SARB interest rate hikes defended

Hugo Pienaar

Bureau for Economic Research (BER) chief economist Hugo Pienaar defended the South African Reserve Bank’s decision to increase interest rates to the highest in fourteen years.

Many experts criticised the SARB’s decision, arguing that higher interest rates do not address the underlying reasons for load-shedding.

Economist Roelof Botha called the SARB’s aggressive 50 basis points interest rate increase on 25 May “ridiculous“.

Botha said inflation in South Africa is not demand-driven but purely supply-driven.

Therefore, the SARB’s interest rate hikes will have little effect on South Africa’s high inflation and likely do more harm than good to the economy.

“This is unbelievable, and it isn’t necessary because it’s not going to make a dent in our inflation,” he said.

Pienaar does not share Botha’s view, saying the Reserve Bank did what it is supposed to do based on its mandate.

“Some have again argued that because transitory supply side factors drive inflation, tackling this with a higher policy interest rate is futile,” Pienaar said.

He said the problem with this argument is that South Africa has had a sequence of supply shocks.

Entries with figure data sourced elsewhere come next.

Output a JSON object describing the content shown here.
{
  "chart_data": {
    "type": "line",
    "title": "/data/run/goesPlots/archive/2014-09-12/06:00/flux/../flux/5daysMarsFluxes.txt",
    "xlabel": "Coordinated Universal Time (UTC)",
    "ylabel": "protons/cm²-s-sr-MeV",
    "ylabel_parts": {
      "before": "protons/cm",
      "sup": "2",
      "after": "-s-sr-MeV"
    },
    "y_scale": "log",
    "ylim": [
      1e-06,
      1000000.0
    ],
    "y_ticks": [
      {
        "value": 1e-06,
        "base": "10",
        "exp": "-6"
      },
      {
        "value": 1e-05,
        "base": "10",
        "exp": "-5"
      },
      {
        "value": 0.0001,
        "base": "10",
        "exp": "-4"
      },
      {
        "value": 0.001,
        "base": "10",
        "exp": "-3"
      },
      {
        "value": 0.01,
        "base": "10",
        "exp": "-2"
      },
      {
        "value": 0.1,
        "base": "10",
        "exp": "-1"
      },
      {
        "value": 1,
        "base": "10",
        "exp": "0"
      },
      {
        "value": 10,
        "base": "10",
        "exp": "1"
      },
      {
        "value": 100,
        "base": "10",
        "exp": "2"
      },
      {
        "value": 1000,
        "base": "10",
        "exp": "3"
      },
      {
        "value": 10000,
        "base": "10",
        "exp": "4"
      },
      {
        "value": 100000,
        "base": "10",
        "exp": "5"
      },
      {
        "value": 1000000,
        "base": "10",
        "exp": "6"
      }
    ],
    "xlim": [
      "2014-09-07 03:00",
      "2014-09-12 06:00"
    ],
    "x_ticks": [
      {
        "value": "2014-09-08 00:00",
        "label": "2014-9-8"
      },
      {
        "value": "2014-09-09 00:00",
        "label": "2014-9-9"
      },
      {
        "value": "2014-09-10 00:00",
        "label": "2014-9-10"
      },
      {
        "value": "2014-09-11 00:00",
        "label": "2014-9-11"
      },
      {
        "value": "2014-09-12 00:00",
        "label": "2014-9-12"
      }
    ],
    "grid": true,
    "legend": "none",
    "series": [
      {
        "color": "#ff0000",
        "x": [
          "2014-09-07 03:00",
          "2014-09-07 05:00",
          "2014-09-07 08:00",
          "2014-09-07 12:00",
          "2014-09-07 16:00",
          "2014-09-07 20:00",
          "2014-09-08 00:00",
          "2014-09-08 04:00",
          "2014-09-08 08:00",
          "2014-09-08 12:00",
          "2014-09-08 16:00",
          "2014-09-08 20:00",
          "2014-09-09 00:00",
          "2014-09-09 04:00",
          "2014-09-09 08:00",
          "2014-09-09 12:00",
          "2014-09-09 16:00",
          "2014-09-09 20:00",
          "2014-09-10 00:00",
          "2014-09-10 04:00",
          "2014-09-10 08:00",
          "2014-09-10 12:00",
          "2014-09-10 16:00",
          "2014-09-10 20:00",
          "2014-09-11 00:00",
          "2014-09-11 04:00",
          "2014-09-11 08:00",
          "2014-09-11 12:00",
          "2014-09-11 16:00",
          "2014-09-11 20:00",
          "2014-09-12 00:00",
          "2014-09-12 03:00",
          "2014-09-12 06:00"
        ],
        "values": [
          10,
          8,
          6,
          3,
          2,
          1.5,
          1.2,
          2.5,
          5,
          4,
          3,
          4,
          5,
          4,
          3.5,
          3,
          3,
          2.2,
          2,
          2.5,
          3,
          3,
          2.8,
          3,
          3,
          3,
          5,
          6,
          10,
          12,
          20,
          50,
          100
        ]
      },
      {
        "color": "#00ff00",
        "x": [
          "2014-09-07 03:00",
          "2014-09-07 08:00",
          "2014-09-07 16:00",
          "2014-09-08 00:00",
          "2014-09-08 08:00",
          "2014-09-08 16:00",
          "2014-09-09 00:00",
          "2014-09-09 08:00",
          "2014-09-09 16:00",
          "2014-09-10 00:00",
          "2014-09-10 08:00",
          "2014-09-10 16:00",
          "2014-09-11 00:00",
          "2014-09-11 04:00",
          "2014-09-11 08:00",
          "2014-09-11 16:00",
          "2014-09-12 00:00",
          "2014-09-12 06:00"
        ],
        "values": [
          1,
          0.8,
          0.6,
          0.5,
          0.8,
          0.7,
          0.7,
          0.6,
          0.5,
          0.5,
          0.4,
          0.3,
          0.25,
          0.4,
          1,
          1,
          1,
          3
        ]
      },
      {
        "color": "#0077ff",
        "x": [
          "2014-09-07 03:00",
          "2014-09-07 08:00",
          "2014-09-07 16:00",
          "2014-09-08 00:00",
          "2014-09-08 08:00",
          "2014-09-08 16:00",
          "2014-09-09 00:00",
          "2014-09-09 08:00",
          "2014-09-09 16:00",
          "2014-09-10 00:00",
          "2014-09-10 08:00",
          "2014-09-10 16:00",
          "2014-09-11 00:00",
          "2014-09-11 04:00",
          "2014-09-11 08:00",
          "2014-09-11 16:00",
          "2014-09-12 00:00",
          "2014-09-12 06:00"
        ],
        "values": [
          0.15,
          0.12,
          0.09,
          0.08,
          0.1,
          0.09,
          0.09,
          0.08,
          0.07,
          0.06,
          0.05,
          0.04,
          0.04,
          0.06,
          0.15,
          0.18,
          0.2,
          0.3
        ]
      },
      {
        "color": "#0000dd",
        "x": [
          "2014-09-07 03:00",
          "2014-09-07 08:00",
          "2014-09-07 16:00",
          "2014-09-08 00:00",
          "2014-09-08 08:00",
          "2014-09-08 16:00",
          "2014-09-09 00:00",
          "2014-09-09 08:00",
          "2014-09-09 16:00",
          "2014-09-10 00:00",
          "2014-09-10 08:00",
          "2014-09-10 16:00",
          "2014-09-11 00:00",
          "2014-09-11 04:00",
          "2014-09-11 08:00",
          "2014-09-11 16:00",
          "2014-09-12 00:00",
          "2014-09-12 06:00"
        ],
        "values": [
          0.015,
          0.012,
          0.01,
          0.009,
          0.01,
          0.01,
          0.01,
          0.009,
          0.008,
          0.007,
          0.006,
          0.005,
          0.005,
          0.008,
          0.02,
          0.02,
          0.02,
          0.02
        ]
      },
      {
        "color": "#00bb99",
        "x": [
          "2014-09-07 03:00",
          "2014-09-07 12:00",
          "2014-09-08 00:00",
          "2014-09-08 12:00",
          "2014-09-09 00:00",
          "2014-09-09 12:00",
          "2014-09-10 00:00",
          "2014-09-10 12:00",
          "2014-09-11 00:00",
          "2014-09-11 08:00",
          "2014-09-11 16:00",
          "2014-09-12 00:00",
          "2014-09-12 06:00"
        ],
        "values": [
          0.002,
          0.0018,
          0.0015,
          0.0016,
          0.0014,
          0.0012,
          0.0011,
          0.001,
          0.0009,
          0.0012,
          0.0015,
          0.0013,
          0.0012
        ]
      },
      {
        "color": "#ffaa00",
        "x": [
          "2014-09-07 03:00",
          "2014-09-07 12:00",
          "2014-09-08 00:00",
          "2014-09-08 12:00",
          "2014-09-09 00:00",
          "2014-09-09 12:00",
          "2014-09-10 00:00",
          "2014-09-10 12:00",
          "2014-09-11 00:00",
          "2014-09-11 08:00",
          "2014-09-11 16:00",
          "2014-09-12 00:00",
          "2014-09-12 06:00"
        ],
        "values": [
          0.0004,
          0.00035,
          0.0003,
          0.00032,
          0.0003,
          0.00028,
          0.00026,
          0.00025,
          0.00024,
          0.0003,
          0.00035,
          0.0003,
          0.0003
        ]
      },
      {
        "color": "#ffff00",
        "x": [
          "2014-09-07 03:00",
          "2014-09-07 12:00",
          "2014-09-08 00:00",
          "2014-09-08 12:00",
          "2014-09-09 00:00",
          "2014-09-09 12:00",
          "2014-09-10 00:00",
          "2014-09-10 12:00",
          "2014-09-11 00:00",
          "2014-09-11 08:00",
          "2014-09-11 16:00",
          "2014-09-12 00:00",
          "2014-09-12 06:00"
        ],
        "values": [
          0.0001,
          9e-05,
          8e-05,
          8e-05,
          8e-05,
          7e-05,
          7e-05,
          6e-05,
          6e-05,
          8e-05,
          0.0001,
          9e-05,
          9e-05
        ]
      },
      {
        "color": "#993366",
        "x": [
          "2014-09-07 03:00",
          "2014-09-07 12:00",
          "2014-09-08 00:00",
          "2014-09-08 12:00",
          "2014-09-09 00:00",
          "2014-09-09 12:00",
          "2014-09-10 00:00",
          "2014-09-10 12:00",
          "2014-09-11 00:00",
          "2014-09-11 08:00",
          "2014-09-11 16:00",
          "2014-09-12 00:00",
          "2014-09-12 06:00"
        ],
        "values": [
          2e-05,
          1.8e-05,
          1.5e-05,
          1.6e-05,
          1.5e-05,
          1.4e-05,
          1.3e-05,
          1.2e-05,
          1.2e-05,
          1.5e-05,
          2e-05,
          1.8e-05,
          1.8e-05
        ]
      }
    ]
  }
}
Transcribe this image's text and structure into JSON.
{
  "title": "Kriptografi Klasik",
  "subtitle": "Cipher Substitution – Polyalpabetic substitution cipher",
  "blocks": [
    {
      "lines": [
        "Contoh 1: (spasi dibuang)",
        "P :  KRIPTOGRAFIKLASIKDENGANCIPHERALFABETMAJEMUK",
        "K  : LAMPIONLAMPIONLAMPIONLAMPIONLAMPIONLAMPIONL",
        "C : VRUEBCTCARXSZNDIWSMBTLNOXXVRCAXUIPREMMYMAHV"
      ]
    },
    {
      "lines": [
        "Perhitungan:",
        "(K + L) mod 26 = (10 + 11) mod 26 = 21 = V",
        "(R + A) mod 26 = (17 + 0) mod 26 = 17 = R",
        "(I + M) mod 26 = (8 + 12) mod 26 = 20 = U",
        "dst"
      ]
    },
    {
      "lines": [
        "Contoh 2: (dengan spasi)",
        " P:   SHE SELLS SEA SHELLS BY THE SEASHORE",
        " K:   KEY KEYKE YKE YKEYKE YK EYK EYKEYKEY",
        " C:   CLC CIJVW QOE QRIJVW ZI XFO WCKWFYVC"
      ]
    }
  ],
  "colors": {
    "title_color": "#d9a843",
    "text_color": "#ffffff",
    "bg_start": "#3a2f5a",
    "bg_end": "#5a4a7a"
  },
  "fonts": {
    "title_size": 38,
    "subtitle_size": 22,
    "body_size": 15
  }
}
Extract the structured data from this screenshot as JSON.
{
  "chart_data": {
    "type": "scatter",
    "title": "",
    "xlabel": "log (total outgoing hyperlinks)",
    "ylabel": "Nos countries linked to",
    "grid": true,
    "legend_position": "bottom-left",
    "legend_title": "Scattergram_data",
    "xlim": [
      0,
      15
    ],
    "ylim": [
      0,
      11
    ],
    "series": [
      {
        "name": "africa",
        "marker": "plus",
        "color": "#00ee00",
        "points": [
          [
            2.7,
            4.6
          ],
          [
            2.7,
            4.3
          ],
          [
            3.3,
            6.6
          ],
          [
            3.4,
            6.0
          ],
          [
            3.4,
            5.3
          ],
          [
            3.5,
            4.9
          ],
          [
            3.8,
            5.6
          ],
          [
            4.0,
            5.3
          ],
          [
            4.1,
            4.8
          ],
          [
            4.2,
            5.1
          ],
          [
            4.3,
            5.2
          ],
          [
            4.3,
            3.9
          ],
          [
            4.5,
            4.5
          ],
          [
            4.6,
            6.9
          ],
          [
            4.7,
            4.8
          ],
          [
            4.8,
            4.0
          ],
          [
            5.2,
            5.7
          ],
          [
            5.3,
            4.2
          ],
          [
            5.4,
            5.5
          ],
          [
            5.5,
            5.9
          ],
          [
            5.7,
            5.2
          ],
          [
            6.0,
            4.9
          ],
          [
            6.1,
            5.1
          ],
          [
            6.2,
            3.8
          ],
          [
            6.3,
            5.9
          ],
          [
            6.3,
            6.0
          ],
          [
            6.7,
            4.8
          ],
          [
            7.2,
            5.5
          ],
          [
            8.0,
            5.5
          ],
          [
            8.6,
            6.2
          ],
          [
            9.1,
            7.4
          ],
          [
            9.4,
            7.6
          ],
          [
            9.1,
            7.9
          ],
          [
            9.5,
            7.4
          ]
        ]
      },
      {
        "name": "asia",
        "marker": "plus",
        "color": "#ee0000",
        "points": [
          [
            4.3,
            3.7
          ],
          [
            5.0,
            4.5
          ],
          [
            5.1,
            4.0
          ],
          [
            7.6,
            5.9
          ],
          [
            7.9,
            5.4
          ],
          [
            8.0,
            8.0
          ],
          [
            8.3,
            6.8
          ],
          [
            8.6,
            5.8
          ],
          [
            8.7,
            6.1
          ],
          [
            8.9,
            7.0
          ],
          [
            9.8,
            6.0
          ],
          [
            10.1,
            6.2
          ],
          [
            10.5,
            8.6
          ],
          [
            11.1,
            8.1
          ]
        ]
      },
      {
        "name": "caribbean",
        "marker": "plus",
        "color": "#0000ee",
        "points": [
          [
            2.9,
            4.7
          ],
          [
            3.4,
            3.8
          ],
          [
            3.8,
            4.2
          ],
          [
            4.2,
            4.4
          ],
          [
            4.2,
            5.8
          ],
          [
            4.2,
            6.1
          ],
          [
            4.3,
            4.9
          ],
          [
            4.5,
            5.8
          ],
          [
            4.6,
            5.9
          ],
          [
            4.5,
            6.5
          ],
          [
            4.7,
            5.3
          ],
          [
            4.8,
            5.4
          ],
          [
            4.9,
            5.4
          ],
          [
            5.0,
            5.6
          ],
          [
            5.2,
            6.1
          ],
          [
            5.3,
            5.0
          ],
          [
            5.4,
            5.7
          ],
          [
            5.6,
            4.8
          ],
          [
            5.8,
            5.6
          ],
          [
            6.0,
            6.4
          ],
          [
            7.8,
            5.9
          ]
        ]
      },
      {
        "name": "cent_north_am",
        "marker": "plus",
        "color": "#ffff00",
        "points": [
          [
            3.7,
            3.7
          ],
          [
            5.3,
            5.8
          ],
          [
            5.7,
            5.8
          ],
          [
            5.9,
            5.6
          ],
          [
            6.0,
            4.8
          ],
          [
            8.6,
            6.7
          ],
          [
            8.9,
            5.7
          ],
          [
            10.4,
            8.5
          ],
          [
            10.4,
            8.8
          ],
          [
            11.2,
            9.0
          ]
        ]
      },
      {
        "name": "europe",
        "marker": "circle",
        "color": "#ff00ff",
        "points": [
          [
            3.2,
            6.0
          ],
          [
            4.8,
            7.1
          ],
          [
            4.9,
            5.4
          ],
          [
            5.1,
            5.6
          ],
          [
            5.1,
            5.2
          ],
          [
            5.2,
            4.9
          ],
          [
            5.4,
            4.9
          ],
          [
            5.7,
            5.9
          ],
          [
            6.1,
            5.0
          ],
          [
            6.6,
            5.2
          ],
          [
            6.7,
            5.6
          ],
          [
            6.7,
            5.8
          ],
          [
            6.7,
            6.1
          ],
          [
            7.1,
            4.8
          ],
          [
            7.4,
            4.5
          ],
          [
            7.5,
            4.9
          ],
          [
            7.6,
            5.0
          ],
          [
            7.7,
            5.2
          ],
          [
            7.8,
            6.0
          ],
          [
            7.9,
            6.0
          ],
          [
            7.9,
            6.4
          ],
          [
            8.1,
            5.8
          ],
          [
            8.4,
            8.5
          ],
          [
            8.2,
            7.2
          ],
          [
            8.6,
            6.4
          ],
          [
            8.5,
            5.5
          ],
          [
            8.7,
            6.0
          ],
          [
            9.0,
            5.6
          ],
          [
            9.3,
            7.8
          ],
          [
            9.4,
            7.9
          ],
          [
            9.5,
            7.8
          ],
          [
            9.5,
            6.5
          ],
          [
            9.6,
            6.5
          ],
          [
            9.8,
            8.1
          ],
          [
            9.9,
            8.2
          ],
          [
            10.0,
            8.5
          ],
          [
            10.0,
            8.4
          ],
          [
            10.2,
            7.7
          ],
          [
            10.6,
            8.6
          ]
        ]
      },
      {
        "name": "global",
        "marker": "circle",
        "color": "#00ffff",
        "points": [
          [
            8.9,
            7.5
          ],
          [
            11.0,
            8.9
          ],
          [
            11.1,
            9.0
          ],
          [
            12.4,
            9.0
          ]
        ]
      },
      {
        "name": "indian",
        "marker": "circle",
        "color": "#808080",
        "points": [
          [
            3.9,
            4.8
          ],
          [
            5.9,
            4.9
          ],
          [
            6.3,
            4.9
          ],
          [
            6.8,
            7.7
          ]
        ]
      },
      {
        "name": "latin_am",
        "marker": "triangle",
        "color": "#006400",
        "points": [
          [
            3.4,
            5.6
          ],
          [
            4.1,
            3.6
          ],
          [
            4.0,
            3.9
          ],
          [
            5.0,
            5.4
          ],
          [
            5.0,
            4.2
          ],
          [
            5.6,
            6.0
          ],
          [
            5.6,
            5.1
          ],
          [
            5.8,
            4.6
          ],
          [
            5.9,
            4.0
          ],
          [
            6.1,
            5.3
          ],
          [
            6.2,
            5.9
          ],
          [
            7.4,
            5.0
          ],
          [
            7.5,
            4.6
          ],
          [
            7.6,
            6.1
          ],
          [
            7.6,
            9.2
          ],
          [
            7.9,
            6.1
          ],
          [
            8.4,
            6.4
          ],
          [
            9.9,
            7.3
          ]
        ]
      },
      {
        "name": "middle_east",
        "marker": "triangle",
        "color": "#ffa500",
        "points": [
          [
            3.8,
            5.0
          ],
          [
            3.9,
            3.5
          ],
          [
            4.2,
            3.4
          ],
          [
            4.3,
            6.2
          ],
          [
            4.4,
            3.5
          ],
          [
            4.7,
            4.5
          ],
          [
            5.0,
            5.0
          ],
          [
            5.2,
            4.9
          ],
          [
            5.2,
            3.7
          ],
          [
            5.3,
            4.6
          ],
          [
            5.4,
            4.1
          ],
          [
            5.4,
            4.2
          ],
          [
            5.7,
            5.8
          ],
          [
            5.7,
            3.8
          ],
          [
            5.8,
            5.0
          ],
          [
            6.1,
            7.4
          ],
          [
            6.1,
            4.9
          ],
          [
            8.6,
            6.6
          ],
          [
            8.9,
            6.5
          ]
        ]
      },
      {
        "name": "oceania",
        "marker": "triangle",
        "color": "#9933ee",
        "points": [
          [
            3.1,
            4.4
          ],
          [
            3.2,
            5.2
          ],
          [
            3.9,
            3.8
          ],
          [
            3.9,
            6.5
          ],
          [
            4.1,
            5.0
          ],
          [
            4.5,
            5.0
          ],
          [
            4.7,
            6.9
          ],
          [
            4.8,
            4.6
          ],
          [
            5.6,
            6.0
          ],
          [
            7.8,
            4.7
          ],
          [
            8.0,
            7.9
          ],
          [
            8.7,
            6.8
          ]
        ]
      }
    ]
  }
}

  • The first was pandemic-related, as lockdowns caused shipping delays and freight costs surged.
  • Just as this was normalising, the world was hit by energy and food price shocks after the Russian invasion of Ukraine.
  • Locally, the country experienced price shocks through sustained rand weakness, load-shedding costs, and foot-and-mouth disease.

“The sequence of shocks meant the SARB could not, with any degree of certainty, bank on transitory forces on its own doing the work to lower inflation,” Pienaar said.

“There is no way any credible central bank would simply accommodate these pressures and allow expectations of future inflation to run away.”

He highlighted that South Africa saw several multi-year wage settlements of way above the SARB’s preferred 4.5% mark.

“To ensure long-term price stability, SARB is constitutionally bound to show unease with this. To do this, it only has a blunt instrument, the policy interest rate. Painful but necessary,” he said.

Pienaar said it is often hard to think counterfactually, but it is necessary given the range of price shocks over the last 18 months.

“Take a moment to contemplate where South Africa’s inflation would have been had the SARB not lifted the policy rate. Also, bear in mind the policy rate was raised from a multi-decade low level,” he said.